Hanna Noir: Dadurch, dass ich erst in den 90s geboren wurde, bin ich mit Musikern wie Dizzee Rascal und Craig David in den 2000ern aufgewachsen – meiner Meinung nach Pioniere des Garage- und Grime-Sounds. (Anm. d. Red.: Garage hat die gleichen musikalischen Ursprünge wie D'n'B und beeinflusste speziell in den 2000ern Rap-Subgenres wie Grime enorm.) Aktuell finde ich Nia Archives sehr krass. Gleiches gilt für Chase & Status, die sind aber schon wesentlich länger aktiv. Und auch Grime-Acts wie Tinie Tempah und Bugzy Malone sind stark durch Drum 'n' Bass beeinflusst. In Deutschland ist man natürlich unbewusst durch Eurodance und Techno-inspirierte Genres an das Ganze herangeführt worden. Alles, was tanzbar ist, hat auch einen elektronischen beziehungsweise Drum 'n' Bass-Vibe.
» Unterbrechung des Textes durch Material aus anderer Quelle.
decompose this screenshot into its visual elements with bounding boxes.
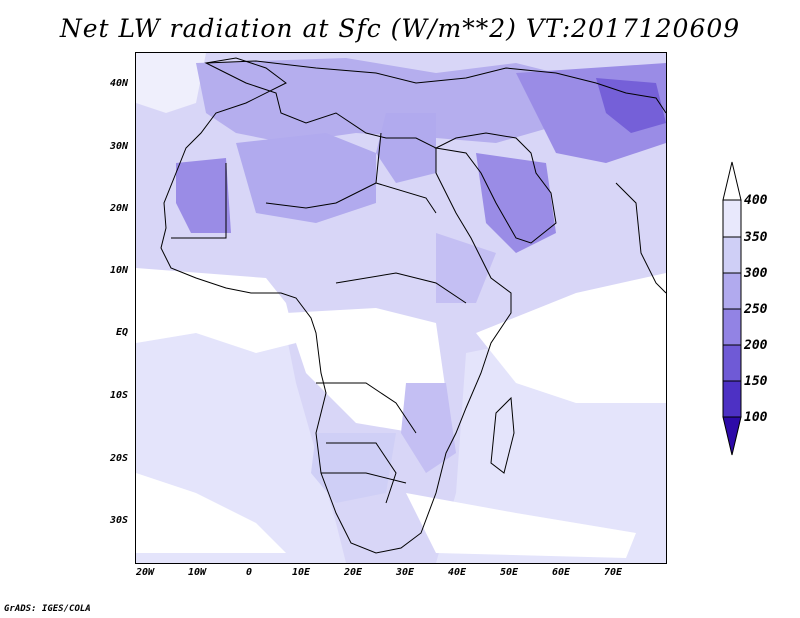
border-sahara (265, 132, 382, 209)
madagascar-outline (490, 396, 515, 474)
lat-label: 30S (109, 515, 128, 526)
lat-label: 10S (109, 390, 128, 401)
lat-label: 10N (109, 265, 128, 276)
colorbar (722, 161, 742, 456)
lon-label: 40E (447, 567, 467, 578)
colorbar-label: 400 (744, 193, 768, 208)
coastlines (160, 57, 666, 554)
atlantic-north-cloud (136, 53, 206, 113)
border-southern (326, 442, 397, 504)
colorbar-segment (722, 236, 742, 274)
mediterranean-field (196, 58, 576, 143)
colorbar-segment (722, 199, 742, 238)
colorbar-bottom-arrow (722, 416, 742, 456)
southern-ocean-cloud (406, 493, 636, 558)
colorbar-label: 250 (744, 302, 768, 317)
lon-label: 30E (395, 567, 415, 578)
map-panel (135, 52, 667, 564)
arabian-peninsula-outline (434, 132, 557, 244)
asia-coast (595, 82, 666, 114)
lat-label: EQ (115, 327, 128, 338)
radiation-map (136, 53, 666, 563)
africa-outline (160, 57, 512, 554)
border-sahel (335, 272, 467, 304)
border-sudan (375, 182, 437, 214)
europe-coast (205, 60, 597, 84)
lon-label: 50E (499, 567, 519, 578)
colorbar-segment (722, 272, 742, 310)
lat-label: 30N (109, 141, 128, 152)
lon-label: 10E (291, 567, 311, 578)
colorbar-label: 100 (744, 410, 768, 425)
lon-label: 60E (551, 567, 571, 578)
gulf-guinea-cloud (136, 268, 296, 353)
lon-label: 20E (343, 567, 363, 578)
south-atlantic-cloud (136, 473, 286, 553)
southern-africa-field (311, 433, 396, 503)
lat-label: 40N (109, 78, 128, 89)
arabian-high-field (476, 153, 556, 253)
lat-label: 20N (109, 203, 128, 214)
mauritania-high-field (176, 158, 231, 233)
colorbar-label: 350 (744, 230, 768, 245)
colorbar-label: 150 (744, 374, 768, 389)
horn-field (436, 233, 496, 303)
east-africa-field (401, 383, 456, 473)
sahara-field (236, 133, 376, 223)
grads-credit: GrADS: IGES/COLA (4, 604, 91, 614)
border-mauritania (171, 163, 227, 239)
lon-label: 10W (187, 567, 207, 578)
iran-high-field (596, 78, 666, 133)
colorbar-segment (722, 308, 742, 346)
border-congo (316, 382, 417, 434)
lon-label: 20W (135, 567, 155, 578)
libya-egypt-field (376, 113, 436, 183)
colorbar-segment (722, 344, 742, 382)
colorbar-label: 200 (744, 338, 768, 353)
map-title: Net LW radiation at Sfc (W/m**2) VT:2017… (59, 14, 741, 43)
colorbar-label: 300 (744, 266, 768, 281)
lat-label: 20S (109, 453, 128, 464)
colorbar-segment (722, 380, 742, 418)
border-namibia (321, 472, 407, 484)
indian-ocean-cloud (476, 273, 666, 403)
lon-label: 0 (245, 567, 253, 578)
india-coast (615, 182, 666, 294)
lon-label: 70E (603, 567, 623, 578)
colorbar-top-arrow (722, 161, 742, 201)
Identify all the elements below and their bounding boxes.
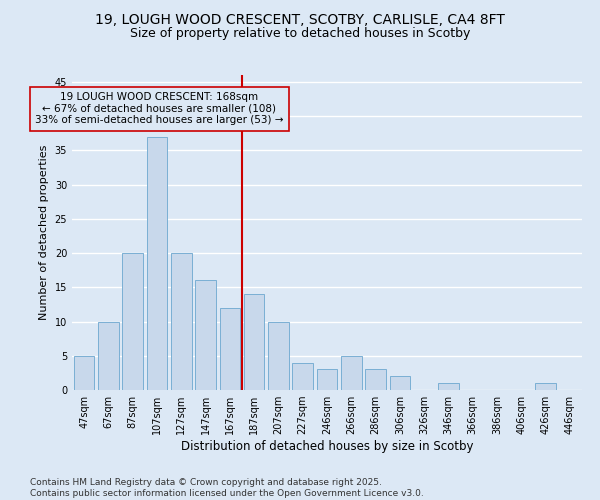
Bar xyxy=(268,322,289,390)
Bar xyxy=(220,308,240,390)
Bar xyxy=(122,253,143,390)
Bar xyxy=(341,356,362,390)
Bar xyxy=(98,322,119,390)
Bar xyxy=(146,136,167,390)
Text: Contains HM Land Registry data © Crown copyright and database right 2025.
Contai: Contains HM Land Registry data © Crown c… xyxy=(30,478,424,498)
Y-axis label: Number of detached properties: Number of detached properties xyxy=(39,145,49,320)
X-axis label: Distribution of detached houses by size in Scotby: Distribution of detached houses by size … xyxy=(181,440,473,453)
Bar xyxy=(317,370,337,390)
Text: 19 LOUGH WOOD CRESCENT: 168sqm
← 67% of detached houses are smaller (108)
33% of: 19 LOUGH WOOD CRESCENT: 168sqm ← 67% of … xyxy=(35,92,284,126)
Bar xyxy=(535,383,556,390)
Bar xyxy=(74,356,94,390)
Bar xyxy=(171,253,191,390)
Bar xyxy=(365,370,386,390)
Bar xyxy=(195,280,216,390)
Bar xyxy=(244,294,265,390)
Text: Size of property relative to detached houses in Scotby: Size of property relative to detached ho… xyxy=(130,28,470,40)
Text: 19, LOUGH WOOD CRESCENT, SCOTBY, CARLISLE, CA4 8FT: 19, LOUGH WOOD CRESCENT, SCOTBY, CARLISL… xyxy=(95,12,505,26)
Bar xyxy=(438,383,459,390)
Bar xyxy=(292,362,313,390)
Bar xyxy=(389,376,410,390)
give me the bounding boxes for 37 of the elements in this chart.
MZEE.com: Drum 'n' Bass und HipHop haben einige Überschneidungen – zum Beispiel eindeutige Berührungspunkte mit Funk und Reggae. Wie nah liegen die Kulturen für dich aneinander?
Hanna Noir: Sehr. Aktuell entstehen zum Beispiel viele Remixe, die beide Genres vereinen. Jemand wie Sean Paul ist ein Pionier in diesem Bereich, weil er Dancehall-Einflüsse in das Genre gebracht hat. Die Kulturen sind superdicht beieinander, aber auch sehr weit entfernt und das ist das Geile daran. Gerade der Umgang mit Hits der 2000er zum Beispiel: Sie werden nochmal aufgegriffen und es wird Musik produziert, die mehrere Generationen bewegt, weil man sie noch aus der Kindheit kennt. Insbesondere in UK ist das der Fall. Es gibt Songs, die jede:r mitsingen kann. Ob da jetzt schnellere oder langsamere Drums drunter sind, juckt die Leute nicht, solange es "dancy" ist.
MZEE.com: Wie würdest du es denn finden, wenn jemand eine 2000er-Hook verwendet und nur schnellere Drums drunterpackt?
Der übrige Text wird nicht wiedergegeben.